In the interpretation of data, the data level of large data analysis is reduced to specific industry problems. SAP, SAS and other data analysis companies in their existing business to join the industry knowledge to become the leader in this aspect of competition. At the same time, due to the development of large data wibidata and other professional data reduction companies have also begun to flourish.
In the process of data visualization, the big data really starts to help management practice. By analyzing and imaging the data, the conclusions of large data can be quantified and applied to the industry. This link needs the profession specialized personnel, through the big data to give the inference, unifies the profession the concrete practice to develop the real can change the industry present situation the plan.
In the process of sorting out the data, the enterprise is looking for the card bit of data link. Large data Service platform, as the name suggests, will be based on large data. Unable to squeeze into the data of the six links, it will be difficult to form suitable for their own enterprise path of the large data service platform. Taking the bank as an example, the reason why the bank is actively entering the circle of the electric quotient is the way of squeezing the data acquisition. In the continuous development of the large data service platform, it can be foreseen that there will be six links of data processing enterprises continue to join, competition will be intensified.
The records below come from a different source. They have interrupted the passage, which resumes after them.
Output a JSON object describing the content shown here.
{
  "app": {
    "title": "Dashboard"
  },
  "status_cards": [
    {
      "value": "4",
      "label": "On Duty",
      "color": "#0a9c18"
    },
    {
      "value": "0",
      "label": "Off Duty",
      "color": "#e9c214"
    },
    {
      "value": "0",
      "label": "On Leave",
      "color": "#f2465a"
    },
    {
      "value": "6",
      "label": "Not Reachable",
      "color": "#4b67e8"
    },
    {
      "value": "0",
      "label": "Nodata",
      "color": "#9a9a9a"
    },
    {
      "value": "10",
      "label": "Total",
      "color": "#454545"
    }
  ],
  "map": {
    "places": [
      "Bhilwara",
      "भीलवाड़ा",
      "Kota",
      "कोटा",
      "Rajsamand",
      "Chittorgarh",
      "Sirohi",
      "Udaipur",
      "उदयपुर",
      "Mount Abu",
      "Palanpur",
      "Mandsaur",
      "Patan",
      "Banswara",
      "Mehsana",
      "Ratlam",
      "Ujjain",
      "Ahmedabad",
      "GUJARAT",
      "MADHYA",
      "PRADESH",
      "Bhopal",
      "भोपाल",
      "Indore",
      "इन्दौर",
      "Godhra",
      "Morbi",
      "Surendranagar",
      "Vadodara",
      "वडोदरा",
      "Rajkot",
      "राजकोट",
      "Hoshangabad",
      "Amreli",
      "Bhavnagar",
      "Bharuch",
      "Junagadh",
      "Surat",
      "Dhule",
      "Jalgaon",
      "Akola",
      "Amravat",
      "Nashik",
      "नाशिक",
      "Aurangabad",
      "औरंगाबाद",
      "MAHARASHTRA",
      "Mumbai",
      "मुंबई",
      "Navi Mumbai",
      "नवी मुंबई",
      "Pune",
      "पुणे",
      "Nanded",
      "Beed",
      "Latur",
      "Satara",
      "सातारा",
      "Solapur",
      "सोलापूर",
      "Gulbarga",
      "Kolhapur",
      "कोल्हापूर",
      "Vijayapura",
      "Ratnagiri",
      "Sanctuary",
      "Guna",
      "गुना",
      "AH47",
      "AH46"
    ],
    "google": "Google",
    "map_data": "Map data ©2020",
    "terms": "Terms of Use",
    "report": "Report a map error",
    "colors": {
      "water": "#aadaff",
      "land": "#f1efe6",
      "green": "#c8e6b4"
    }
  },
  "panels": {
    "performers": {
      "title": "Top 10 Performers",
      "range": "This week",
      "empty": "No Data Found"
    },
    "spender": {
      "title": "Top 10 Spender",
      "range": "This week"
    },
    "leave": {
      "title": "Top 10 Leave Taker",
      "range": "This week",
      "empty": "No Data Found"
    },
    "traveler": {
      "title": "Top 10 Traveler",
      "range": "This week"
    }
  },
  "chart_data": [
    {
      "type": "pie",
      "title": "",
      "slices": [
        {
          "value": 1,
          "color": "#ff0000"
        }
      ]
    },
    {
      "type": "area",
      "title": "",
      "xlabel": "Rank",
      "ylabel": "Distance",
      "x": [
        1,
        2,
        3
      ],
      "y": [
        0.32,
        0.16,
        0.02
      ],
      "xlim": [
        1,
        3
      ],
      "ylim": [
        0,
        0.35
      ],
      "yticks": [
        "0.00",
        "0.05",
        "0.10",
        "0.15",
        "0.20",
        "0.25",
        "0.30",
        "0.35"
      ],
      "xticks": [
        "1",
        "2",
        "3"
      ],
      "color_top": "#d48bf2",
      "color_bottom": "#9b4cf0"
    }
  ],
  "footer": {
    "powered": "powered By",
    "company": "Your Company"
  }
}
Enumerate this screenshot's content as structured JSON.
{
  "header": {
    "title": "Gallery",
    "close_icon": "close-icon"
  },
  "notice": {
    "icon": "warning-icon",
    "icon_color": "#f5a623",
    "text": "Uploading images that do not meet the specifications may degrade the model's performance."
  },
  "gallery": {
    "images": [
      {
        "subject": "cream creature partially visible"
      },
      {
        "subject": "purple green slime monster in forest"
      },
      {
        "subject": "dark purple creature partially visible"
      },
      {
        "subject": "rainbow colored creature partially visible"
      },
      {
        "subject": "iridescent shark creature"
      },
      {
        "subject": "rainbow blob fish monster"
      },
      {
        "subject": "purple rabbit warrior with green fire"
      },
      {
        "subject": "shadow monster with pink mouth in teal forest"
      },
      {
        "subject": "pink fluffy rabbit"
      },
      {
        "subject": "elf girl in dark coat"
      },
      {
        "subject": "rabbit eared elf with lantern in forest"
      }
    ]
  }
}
After entering the enterprise must first find the enterprise in the data processing the focal point.
I think that in the future development of large data, the establishment of data trading platform, in the relevant laws and regulations, the data can be on a unified platform to search for parity and transactions, this is not only the enterprise in the main business outside the data value-added behavior, but also to solve the closed data, data fragmentation provides an effective solution, To achieve synergy between the agencies concerned, more in line with the "data is the asset" spirit.